Zeigt sich bei einem gebrauchten Kraftfahrzeug, das ein Verbraucher von einem Unternehmer gekauft hat, innerhalb von sechs Monaten nach der Übergabe an den Käufer ein Mangel (hier: defekte Zylinderkopfdichtung, gerissene Ventilstege) und können die dafür als ursächlich in Frage kommenden Umstände (Überhitzung des Motors infolge zu geringen Kühlmittelstands oder Überbeanspruchung) auf einen Fahr- oder Bedienungsfehler des Käufers zurückzuführen, ebenso gut aber auch bereits vor der Übergabe des Fahrzeugs an den Käufer eingetreten sein, so begründet § 476 BGB die Vermutung, dass der Mangel bereits bei Gefahrübergang vorhanden war.

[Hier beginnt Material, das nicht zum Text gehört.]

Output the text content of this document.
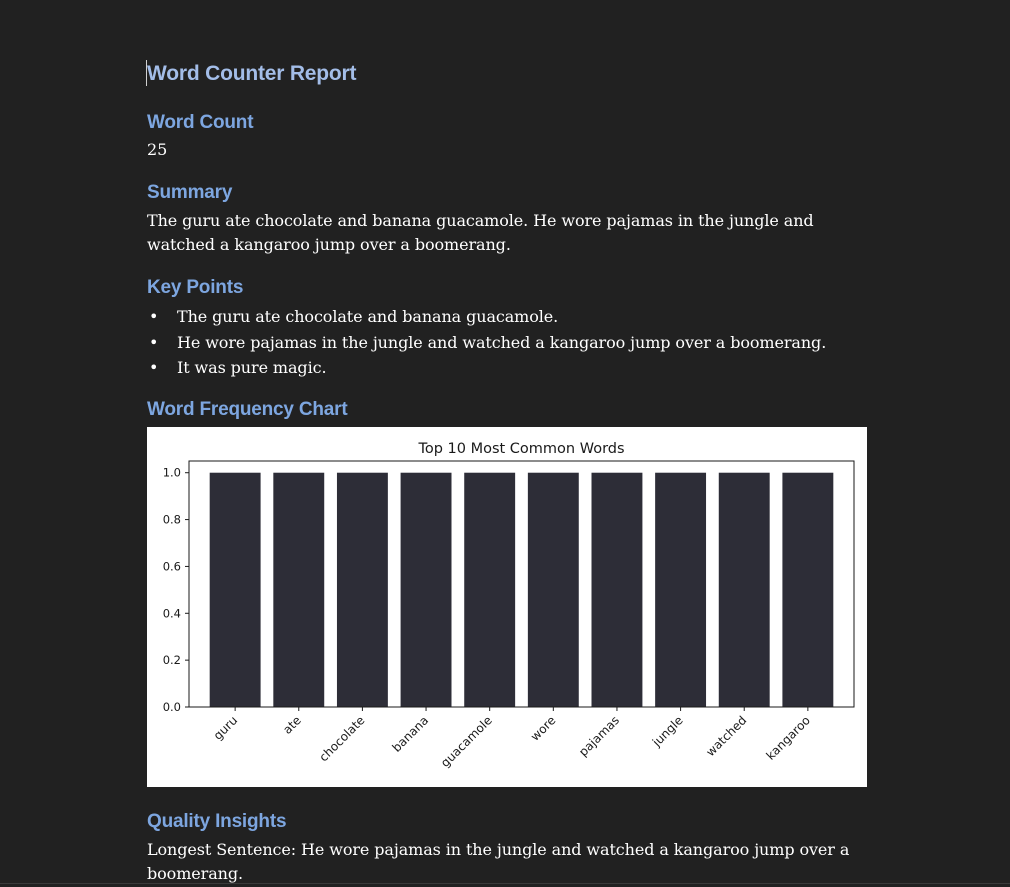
Word Counter Report
Word Count

25

Summary

The guru ate chocolate and banana guacamole. He wore pajamas in the jungle and watched a kangaroo jump over a boomerang.

Key Points
• The guru ate chocolate and banana guacamole.
• He wore pajamas in the jungle and watched a kangaroo jump over a boomerang.
• It was pure magic.
Word Frequency Chart
Top 10 Most Common Words
guru	ate chocolate banana guacamole	wore pajamas jungle watched kangaroo
0.0
0.2
0.4
0.6
0.8
1.0
Quality Insights

Longest Sentence: He wore pajamas in the jungle and watched a kangaroo jump over a boomerang.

BGH, Urteil vom 18.7.2007, Az: VIII ZR 259/06
Mir scheint, also ob der BGH hier in Sachen Beweislastumkehr zurück rudert. Noch im Zahnriemenfall (BGHZ 159, 215) hatte der BGH entschieden, dass die Beweislastumkehr dem Käufer dann nicht hilft, wenn nicht feststeht, ob der Mangel bzw. Schaden auf einen Fahrfehler des Käufers oder einen „wirklichen Mangel“ des Fahrzeugs zurückzuführen ist.
Nicht anders lag es im vorliegend entschiedenen Fall – es war nach dem Gutachten auch nicht sicher, ob der Mangel (Zylinderkopfdichtung, Ventilstegeriss) schon vor Gefahrübergang vorlag oder erst nach Gefahrübergang durch Überbeanspruchung oder Fahren mit zu wenig Kühlmittel eingetreten ist. Trotzdem soll nun zu Gunsten des Käufers die Beweislastumkehr gelten.